On the one hand, it is nice to give app developers the power to add more data when the browser provides insufficient feature or locale coverage. On the other hand, the design of Intl is for it to be "best-effort" and easy to use (hard to abuse), and this thread has raised several good points that injecting data into Intl at runtime adds a significant amount of complexity.

I know that Chrome is working long-term on dynamically adding data for new locales. I think Firefox has a similar effort. By keeping the data exchange in the browser engine, Intl's handling of CLDR data remains transparent to the user, which seems like a desirable property.

ljharb commented 4 years ago

Without the ability to object the data, polyfilling new data requires replacing almost every single Intl method; with that ability, all the methods may be correct already and just need new backing data.

sffc commented 4 years ago

Is it possible to have a function detect whether it is being called in a sync or async context? For example, could await Intl.DateTimeFormat() have different behavior than Intl.DateTimeFormat()? @ljharb

I'm just trying to think of unobtrusive ways to add data loading to the API. It would be nice if you could do the following, but it's not clear whether that is possible without breaking the web.
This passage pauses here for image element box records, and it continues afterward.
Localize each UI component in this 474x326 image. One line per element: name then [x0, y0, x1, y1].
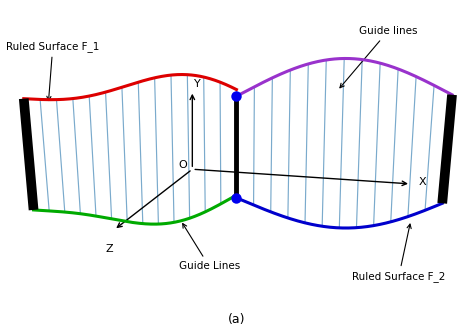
Text: Ruled Surface F_2: Ruled Surface F_2 — [352, 224, 446, 282]
Text: Y: Y — [194, 79, 201, 89]
Text: Z: Z — [105, 244, 113, 254]
Text: Guide lines: Guide lines — [340, 26, 418, 88]
Text: (a): (a) — [228, 313, 246, 326]
Text: Guide Lines: Guide Lines — [179, 224, 240, 271]
Text: Ruled Surface F_1: Ruled Surface F_1 — [6, 41, 100, 100]
Text: X: X — [419, 177, 426, 187]
Text: O: O — [179, 160, 187, 170]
let dtf = await Intl.DateTimeFormat();
console.log(dtf.format(x));

One option @ljharb suggested was something like the following. It doesn't require changing the constructor, but it would give the otherwise immutable Intl.DateTimeFormat object two "states", one where data is present and one where it is not.

let dtf = new Intl.DateTimeFormat();
await dtf.load();
console.log(dtf.format(x));

We could add a new namespace for the async-enabled constructors, like Intl.Async. The new namespace would have all of the same constructors as the Intl namespace, except that they return promises that resolve to "normal" objects.

let dtf = await Intl.Async.DateTimeFormat();
console.log(dtf.format(x));

Or, we could put data loading into the terminal format method. The downside here is that you put async operations into a function that was never async before, so it might be harder to use as a drop-in replacement. For example, if you have to pass your object as an argument to some other function, that function needs to know whether to use the async version of the terminal method.

let dtf = new Intl.DateTimeFormat();
console.log(await dtf.asyncFormat(x));

// problem if you have to pass dtf to a function like this
function doStuffWithDateTimeFormat(dtf) {
  // should this function use .format() or .asyncFormat() ?
}
ljharb commented 4 years ago

You can't usefully detect that, no, and if you could it would break use cases where people don't await immediately but still do something with the promise.

If a constructor returns a promise, than instanceof will fail until it's awaited, which would be confusing.